As an Amazon Associate I earn from qualifying purchases. If you want to measure the sugar content precisely, we use a Portable Refractometer.  (If you buy one, be sure you get the one for measuring sugar content, with a range of 0% to 32%, as there are other refractometers from the same company that look identical but are used to measure salinity, beer, honey, urine, etc.)

Mash the fruit, then put a drop of juice from the mashed fruit onto the refractometer.  It will tell you what percent sugar is already in the fruit.  Weigh the total amount of fruit you will be adding.  Then there is a formula to use to calculate how much additional sugar to add to the fruit.  

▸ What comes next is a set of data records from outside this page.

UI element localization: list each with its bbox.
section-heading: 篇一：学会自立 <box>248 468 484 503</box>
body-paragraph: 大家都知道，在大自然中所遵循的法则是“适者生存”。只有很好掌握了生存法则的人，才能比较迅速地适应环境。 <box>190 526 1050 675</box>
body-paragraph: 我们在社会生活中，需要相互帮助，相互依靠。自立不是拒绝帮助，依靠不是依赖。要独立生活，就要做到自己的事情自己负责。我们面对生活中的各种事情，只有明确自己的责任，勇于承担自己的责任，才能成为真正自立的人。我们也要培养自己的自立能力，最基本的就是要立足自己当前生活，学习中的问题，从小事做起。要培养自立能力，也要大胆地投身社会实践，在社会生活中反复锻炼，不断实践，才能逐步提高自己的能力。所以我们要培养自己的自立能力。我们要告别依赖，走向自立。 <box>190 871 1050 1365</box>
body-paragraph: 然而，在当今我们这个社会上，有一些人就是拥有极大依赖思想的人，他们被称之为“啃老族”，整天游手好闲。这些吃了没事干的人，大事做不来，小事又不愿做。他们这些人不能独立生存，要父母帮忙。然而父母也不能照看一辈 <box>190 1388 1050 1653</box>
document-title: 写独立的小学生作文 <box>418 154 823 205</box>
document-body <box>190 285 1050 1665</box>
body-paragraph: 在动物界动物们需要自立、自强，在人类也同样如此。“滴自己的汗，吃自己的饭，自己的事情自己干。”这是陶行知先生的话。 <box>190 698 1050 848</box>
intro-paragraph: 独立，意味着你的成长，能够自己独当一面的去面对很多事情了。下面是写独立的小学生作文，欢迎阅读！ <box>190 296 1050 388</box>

Here is an example of how the calculation works, using numbers from the Fresh Strawberry recipe.  The recipe calls for 293 grams of fresh strawberries.  When the strawberries were mashed up a drop of the strawberry juice was placed on the refractometer, which measured the sugar content of the strawberries as 18%.  We put these numbers into the diagram below.  So, the measured % of sugar in the fruit is 18%.  The difference between 25% (the desired level of sugar in the fruit) and 18% (the measured amount of sugar naturally in the strawberries as measured by the refractometer) is 7%.  The difference between 100% sugar in sugar and 25% (the desired level of sugar in the fruit) is 75%.  So we write that the ratio of 18% over 75% is equal to the ratio of X grams of sugar to add to the fruit over the 293 total grams of fruit.  To solve for the “X grams of sugar to add to the fruit”, we cross multiply.  18% times 293 grams of fruit divided by 75% = X grams of sugar to add to the fruit, which comes out to 70 grams.  This is the amount shown in the Fresh Strawberry ice cream recipe.  If this particular batch of strawberries had been less ripe, with a sugar content of say 14%, or very sweet and ripe with a sugar content of say 24%, then this formula would tell us how much more or less sugar to add to the fruit.

While all of our recipes list the amount of sugar to add, the refractometer can be very helpful if you are making up a new recipe and don’t know how much sugar to add for the fruit. For example, if you decided to make papaya ice cream, or dragon fruit, kiwi, sour sop, avocado, or any other fruit where you didn’t know what its natural sugar content is.